杨景澜静立片刻,忽而轻笑一声,那笑声里满是萧索:
“父为子隱,子为父隱——直在其中矣。”
他望向两位老者,眼中最后一点光也寂灭了:
“今日方知,这『直』……原不过是我们父子一厢情愿的痴念。”
“哼!”左侧老者冷哼一声,別过脸去,不再言语。
右侧老者则默然垂目,仿佛泥塑。
“好一个『父为子隱,子为父隱』。”
一道清朗的男声自三人身后传来。
三人驀然回首,只见一名白衣男子不知何时已立於殿中,手持一柄星光流转的金鞭,正是天纲正仪金鞭。
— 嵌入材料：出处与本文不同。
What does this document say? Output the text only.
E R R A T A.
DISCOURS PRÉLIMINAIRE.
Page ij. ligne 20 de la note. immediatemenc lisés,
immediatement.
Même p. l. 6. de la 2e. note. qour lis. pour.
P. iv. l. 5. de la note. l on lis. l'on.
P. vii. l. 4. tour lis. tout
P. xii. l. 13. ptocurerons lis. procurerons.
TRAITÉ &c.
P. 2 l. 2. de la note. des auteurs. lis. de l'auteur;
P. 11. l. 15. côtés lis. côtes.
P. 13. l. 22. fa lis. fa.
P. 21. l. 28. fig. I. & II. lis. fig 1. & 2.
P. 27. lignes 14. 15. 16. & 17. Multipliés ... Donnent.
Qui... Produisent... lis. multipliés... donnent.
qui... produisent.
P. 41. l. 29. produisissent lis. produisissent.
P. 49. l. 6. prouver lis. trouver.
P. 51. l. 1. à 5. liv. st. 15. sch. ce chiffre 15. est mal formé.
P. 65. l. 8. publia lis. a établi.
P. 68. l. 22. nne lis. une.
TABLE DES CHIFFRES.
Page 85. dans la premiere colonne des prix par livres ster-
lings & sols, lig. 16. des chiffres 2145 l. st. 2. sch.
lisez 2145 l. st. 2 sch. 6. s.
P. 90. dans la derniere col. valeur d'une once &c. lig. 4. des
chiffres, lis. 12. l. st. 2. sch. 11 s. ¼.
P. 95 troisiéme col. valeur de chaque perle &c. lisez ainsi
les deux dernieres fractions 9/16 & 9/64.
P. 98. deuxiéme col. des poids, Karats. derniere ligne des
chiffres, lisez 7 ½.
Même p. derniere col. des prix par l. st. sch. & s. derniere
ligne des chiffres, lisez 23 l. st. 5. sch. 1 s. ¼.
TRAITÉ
“杨景致!”左侧老者瞳孔骤缩,从齿缝间挤出这个名字。
纵然如今已向灵明低头,可面对昔日道敌,那份积年的敌意仍如毒藤缠心,难以平静。
右侧老者却抬眼看向那金鞭,枯瘦的脸上竟浮起一丝极淡的笑意:
“看来灵明……未曾骗我。”
“天纲正仪金鞭……我父王他……果真”杨景澜双眼通红,泪水在眶中打转。
虽先前已信了七八分,可此刻亲眼见到此物握於他人之手,最后那点侥倖也彻底碎裂。
杨景致手持金鞭,星光在他指间流淌如泪。
他望著杨景澜,声音平静,可落在杨景澜耳中却近乎残酷:
“他在青华天门之外,持此鞭——自碎灵台。”
殿中死寂。
杨景澜踉蹌半步,忽然仰天大笑,笑至呛咳,眼中却无泪:
“君子病无能焉,不病人之不己知也!”
接著他笑声忽止,直视杨景致:
“自古皆有死,民无信不立。”
右侧老者闭目长嘆。左侧老者却嘶声道:“死到临头,还念这些迂腐句子!”
杨景致却微微摇头,看向手中金鞭:
“你父守的,从来不是幽冥,也不是灵明。”
他抬起眼,目光如古井:
“他守的,是当年开明真君留下的那句祖训——『杨氏子孙,永镇南疆,非死不退』。”
他向前一步,星光自鞭身洒落,照亮杨景澜苍白的脸:
“所以他寧可在天门外交出金鞭、自碎灵台,崩解神通,也不肯活著回来,亲眼看著南疆……改姓易帜。”
杨景澜浑身一震,所有言语哽在喉间。
“可你父子皆错了。”杨景致声音沉缓,“真君要你们守的,从来不是这方王座与这方土地,而是灵明之理念。可你们守到最后,眼里只剩王座与这方土地。”
他忽然將金鞭往地上一顿——
星光如涟漪盪开,殿外那封锁太虚的“九曜镇虚阵”悄然消散。
“我不杀你。”杨景致向前,白衣拂过冰冷的金石地面,“我已向仙府求情,已然准你携亲眷迁居建康,入建康云台书院为一教习——只是此生,不得再踏足南疆。”
路过杨景澜身旁时,他脚步微顿,留下一句:
“君子不器。”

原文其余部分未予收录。